On the eve of the new year, the main printed daily even added a poll on party preferences and, with bold headlines on the front page, announced how trust in Golob’s government is growing. How absurd, given that just a day or two earlier the government had suffered a collapse at the Constitutional Court, which declared the Health Services Act unconstitutional. They did not need even a day, nor did they properly read the decision, before they, together with the media financed by the government through every possible channel and with the wavering health minister, declared victory, claiming that the Constitutional Court had recognised the government’s correctness in wanting to separate public and private healthcare. They tried to minimise the unconstitutionality of the law at every step, and in the dominant media there was not a trace of commentary or reflection on the shameful dissenting opinion of the constitutional judge who does not deserve to be named or described with any adjective, positive or negative.

The media content offered to us during the holidays was not empty at all.
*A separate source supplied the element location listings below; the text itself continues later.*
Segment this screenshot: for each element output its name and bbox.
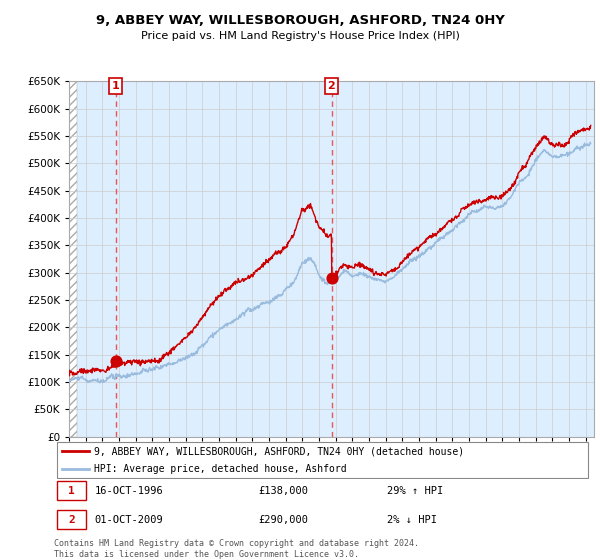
Text: 9, ABBEY WAY, WILLESBOROUGH, ASHFORD, TN24 0HY (detached house): 9, ABBEY WAY, WILLESBOROUGH, ASHFORD, TN… <box>94 446 464 456</box>
Text: 2: 2 <box>328 81 335 91</box>
Text: £290,000: £290,000 <box>258 515 308 525</box>
FancyBboxPatch shape <box>56 481 86 500</box>
Text: 16-OCT-1996: 16-OCT-1996 <box>94 486 163 496</box>
Text: 29% ↑ HPI: 29% ↑ HPI <box>387 486 443 496</box>
Text: 2% ↓ HPI: 2% ↓ HPI <box>387 515 437 525</box>
FancyBboxPatch shape <box>56 442 589 478</box>
Point <box>326 274 336 283</box>
Text: 01-OCT-2009: 01-OCT-2009 <box>94 515 163 525</box>
Text: 9, ABBEY WAY, WILLESBOROUGH, ASHFORD, TN24 0HY: 9, ABBEY WAY, WILLESBOROUGH, ASHFORD, TN… <box>95 14 505 27</box>
Text: 1: 1 <box>68 486 75 496</box>
Text: 2: 2 <box>68 515 75 525</box>
Text: Contains HM Land Registry data © Crown copyright and database right 2024.
This d: Contains HM Land Registry data © Crown c… <box>54 539 419 559</box>
FancyBboxPatch shape <box>56 511 86 529</box>
Text: Price paid vs. HM Land Registry's House Price Index (HPI): Price paid vs. HM Land Registry's House … <box>140 31 460 41</box>
Point <box>110 357 120 366</box>
Text: HPI: Average price, detached house, Ashford: HPI: Average price, detached house, Ashf… <box>94 464 347 474</box>
Text: 1: 1 <box>112 81 119 91</box>
Text: £138,000: £138,000 <box>258 486 308 496</box>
Less than three months before the elections, it was carefully planned and targeted at the average Slovenian with lazy and flabby brains. The public must be sold the belief that the invisible work of the current government is successful and beneficial. We have in power a pathological narcissist who has mastered media dramaturgy so well over the years that even when he lies or speaks nonsense, people do not hold it against him too much. This is why we need a strong draft of fresh air in the minds of voters, so they will no longer fall for people who offer easy solutions and who, before elections, buy our gratitude with our own money instead of being punished for all the damage they have caused.